Depuis « l’Affaire Mary », sir David vivait dans un état permanent de fébrilité. Il se sentait animé d’une énergie inépuisable qui l’incitait à tout entreprendre avec la certitude de tout réussir.
Le soir des retrouvailles entre Victoria et Christina, comblé d’apprendre que la puéricultrice se consumait toujours d’amour pour sa nurse, il décida d’agir « dans la foulée ». Après un frugal dîner, ils mirent, l’un et l’autre, les vêtements les plus modestes et les plus anciens qu’ils purent dénicher dans leurs garde-robes, prirent la petite Hilmann et se dirigèrent vers Whitechapel. Certes, le célèbre quartier où sévissait Jack l’Éventreur en 1888 a passablement perdu de sa légende crapuleuse. Il n’en subsiste pas moins, dans le labyrinthe de ses sombres venelles, des bouges malfamés où l’on traîne des touristes amateurs de sensations frelatées.

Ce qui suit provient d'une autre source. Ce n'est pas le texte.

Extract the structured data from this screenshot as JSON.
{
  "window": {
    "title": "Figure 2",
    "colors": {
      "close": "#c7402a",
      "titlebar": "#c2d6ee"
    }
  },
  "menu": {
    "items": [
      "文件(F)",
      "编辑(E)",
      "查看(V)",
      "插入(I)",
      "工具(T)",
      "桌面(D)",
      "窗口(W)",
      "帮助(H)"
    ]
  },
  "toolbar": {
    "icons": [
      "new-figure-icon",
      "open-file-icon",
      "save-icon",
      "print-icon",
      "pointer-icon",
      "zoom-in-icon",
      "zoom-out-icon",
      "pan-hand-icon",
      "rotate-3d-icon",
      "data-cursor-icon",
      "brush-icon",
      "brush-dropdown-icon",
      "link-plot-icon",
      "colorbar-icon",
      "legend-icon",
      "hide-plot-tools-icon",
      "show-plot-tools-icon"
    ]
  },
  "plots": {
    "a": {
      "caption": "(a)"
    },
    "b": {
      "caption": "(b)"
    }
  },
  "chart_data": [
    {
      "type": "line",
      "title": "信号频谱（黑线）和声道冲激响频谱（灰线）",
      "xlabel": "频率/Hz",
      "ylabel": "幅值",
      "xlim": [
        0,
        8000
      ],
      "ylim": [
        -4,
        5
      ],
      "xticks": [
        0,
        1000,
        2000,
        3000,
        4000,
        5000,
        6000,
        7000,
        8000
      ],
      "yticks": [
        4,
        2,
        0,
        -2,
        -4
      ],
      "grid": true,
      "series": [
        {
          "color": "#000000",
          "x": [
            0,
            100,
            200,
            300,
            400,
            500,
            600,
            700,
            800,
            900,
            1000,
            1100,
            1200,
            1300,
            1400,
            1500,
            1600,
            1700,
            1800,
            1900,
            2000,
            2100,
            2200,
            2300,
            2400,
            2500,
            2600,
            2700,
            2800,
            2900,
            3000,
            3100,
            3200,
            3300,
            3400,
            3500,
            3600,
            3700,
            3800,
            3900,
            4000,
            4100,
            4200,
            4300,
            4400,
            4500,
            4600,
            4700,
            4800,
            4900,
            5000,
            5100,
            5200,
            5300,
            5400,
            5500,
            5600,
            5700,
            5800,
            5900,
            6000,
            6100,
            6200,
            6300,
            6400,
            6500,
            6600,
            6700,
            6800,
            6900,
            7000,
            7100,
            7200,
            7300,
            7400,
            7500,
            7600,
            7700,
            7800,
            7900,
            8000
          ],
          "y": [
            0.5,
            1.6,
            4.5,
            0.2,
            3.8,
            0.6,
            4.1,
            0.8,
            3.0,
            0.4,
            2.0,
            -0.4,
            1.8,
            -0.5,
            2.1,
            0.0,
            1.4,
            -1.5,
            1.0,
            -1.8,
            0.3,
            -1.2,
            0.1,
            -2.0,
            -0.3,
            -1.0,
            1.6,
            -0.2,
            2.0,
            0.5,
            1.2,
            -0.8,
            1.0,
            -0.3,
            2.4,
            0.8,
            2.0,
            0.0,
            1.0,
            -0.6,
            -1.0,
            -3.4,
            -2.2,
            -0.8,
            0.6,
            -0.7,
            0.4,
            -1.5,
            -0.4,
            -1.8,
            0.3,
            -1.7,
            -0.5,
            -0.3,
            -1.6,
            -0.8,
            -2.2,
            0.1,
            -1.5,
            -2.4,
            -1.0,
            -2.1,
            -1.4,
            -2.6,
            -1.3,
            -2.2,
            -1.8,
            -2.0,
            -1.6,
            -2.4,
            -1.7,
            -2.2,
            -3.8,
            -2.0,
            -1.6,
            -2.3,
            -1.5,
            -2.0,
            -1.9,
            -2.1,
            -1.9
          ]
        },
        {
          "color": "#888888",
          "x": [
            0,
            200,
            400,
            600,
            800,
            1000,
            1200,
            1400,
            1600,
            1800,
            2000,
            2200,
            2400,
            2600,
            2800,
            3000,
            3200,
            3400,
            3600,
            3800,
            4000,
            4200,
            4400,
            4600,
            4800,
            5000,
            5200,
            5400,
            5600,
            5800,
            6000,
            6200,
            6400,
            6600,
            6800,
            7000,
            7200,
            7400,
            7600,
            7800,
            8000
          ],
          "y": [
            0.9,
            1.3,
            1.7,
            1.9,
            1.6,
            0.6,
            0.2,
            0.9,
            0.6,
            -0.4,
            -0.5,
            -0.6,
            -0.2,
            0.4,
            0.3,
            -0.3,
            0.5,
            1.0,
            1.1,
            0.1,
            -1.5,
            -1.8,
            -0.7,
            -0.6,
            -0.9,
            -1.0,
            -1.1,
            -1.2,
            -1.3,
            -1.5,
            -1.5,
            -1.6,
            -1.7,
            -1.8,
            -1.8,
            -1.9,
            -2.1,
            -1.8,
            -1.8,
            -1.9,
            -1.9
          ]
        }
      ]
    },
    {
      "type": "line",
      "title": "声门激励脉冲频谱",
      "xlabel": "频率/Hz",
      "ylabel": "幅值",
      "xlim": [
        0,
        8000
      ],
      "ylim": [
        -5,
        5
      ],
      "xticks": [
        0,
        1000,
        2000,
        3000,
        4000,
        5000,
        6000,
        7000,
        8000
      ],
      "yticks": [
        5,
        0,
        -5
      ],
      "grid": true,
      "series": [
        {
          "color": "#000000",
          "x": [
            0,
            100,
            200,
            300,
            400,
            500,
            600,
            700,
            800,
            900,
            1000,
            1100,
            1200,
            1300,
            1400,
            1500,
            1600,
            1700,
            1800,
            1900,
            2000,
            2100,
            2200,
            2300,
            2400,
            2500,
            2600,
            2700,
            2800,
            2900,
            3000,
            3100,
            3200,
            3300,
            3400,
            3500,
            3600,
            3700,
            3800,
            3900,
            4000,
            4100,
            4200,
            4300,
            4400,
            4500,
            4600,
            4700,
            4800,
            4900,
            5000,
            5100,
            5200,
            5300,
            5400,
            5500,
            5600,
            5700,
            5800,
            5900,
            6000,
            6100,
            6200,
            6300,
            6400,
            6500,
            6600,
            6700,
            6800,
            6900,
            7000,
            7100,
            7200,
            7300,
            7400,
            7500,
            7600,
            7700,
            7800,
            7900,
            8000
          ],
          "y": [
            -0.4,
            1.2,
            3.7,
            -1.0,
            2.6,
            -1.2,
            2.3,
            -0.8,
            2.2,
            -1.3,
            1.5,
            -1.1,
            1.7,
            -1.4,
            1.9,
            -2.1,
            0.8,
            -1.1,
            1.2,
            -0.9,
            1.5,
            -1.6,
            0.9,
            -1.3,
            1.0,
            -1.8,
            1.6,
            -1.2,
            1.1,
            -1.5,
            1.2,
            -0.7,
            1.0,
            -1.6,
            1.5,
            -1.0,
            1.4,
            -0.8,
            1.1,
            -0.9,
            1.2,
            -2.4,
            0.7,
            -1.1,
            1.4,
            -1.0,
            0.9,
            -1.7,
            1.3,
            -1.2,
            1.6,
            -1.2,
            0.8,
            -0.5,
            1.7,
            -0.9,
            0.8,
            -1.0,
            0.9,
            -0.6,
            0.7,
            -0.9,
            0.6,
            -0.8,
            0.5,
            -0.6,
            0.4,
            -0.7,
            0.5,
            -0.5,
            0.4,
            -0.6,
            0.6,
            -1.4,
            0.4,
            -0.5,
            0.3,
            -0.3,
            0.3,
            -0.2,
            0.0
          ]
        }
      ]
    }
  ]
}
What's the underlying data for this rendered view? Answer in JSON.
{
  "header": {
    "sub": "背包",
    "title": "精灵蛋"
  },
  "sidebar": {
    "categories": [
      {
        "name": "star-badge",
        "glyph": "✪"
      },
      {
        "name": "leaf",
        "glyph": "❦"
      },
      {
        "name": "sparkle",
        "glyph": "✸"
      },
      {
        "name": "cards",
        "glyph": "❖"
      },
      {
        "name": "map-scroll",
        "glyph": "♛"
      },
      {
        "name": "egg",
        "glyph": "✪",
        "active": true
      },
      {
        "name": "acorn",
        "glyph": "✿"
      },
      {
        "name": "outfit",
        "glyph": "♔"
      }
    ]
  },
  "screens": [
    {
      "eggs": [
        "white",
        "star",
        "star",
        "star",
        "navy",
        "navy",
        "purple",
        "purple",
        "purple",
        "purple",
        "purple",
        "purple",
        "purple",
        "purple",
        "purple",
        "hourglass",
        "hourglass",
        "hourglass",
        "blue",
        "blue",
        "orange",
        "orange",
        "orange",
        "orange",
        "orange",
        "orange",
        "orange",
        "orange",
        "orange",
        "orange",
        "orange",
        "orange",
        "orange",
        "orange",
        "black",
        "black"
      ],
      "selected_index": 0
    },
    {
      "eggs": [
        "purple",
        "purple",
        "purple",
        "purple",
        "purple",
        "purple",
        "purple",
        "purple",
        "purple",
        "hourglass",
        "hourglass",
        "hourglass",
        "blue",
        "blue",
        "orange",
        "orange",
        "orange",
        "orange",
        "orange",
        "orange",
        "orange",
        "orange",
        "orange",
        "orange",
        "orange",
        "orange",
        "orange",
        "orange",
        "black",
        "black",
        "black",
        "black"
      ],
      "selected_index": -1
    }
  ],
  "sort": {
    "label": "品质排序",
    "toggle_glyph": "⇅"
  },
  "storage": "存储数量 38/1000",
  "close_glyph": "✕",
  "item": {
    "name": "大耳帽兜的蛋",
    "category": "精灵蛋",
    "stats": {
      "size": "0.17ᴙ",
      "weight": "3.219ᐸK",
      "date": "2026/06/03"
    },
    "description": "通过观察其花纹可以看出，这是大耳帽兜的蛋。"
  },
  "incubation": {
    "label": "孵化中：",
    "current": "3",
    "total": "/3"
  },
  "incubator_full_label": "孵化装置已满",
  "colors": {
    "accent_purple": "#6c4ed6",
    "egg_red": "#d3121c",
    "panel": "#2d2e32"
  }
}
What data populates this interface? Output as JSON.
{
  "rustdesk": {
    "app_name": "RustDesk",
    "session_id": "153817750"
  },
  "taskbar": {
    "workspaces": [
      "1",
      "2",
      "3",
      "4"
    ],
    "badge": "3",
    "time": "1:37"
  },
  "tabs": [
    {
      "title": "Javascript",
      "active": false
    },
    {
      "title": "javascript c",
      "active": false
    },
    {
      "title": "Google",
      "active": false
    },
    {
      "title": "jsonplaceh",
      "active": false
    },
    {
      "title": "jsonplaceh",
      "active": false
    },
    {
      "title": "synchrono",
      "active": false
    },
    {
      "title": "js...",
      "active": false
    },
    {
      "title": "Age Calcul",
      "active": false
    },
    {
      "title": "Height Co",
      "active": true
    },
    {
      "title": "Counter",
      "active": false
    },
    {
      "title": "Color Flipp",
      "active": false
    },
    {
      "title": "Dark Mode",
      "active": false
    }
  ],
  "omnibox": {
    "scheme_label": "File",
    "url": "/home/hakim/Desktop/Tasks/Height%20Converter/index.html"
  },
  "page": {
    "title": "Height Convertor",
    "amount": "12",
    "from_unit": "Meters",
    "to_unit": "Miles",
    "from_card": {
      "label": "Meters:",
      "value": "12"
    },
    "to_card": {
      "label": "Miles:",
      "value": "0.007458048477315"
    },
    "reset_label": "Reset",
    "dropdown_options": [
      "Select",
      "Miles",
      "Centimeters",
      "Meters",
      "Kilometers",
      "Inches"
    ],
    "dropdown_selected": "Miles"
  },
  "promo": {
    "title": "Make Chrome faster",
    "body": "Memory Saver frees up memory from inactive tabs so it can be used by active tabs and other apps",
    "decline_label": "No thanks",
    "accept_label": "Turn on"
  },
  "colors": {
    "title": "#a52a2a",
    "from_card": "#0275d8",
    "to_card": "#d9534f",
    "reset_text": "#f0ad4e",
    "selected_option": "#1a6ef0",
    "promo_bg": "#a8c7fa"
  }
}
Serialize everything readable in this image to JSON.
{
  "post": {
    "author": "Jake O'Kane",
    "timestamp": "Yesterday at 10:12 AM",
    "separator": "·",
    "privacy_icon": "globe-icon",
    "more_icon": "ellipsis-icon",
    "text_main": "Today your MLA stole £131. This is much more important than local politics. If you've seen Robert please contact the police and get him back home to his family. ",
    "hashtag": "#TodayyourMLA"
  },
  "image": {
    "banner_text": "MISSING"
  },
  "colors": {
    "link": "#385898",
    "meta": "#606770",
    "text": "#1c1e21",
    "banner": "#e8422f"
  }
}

Avant l’arrivée de Victoria dans son existence, le nain opérait de fréquentes plongées dans ce louche vivier. Il s’y rendait en compagnie de Tom Lacase, dont la stature et les yeux proéminents auraient éventuellement calmé des buveurs belliqueux. Mais personne, jamais, ne montra mauvais visage à ce petit être défavorisé ; il inspirait davantage la compassion et la curiosité que l’animosité.
Le pub de La Rose sans Épines occupait le fond d’une impasse qui eût ravi un réalisateur de films d’épouvante. Mal pavée, mal éclairée, encombrée de matériaux au rebut, elle ne se justifiait que par l’établissement, certes pittoresque, où se rassemblait une étrange lie de l’humanité. A dominante d’épaves rainées par l’alcoolisme, la clientèle comportait une frange de la pègre. On trouvait là des revendeurs de drogue, des écumeurs de gares et d’aéroports, des trafiquants en n’importe quoi d’illicite, plus quelques putains qui n’appartenaient pas au meilleur choix.
Comme chaque fois qu’il se présentait en un lieu public, l’arrivée du nain amena le silence.
Sir David se déplaça dans les deux salles de la taverne, à la recherche d’une table disponible. Il tenait sa compagne par le poignet, ce qui constituait sa manière de lui donner le bras. Alors qu’il procédait à sa quête de places, une voix grasse le héla :
— Si c’est une table que vous cherchez, on peut se serrer, milord.
Il reconnut dans son interpellateur un vague coquin mâtiné d’Asiate avec lequel il lui était arrivé de vider quelques chopes de Guiness lors de ses précédentes visites.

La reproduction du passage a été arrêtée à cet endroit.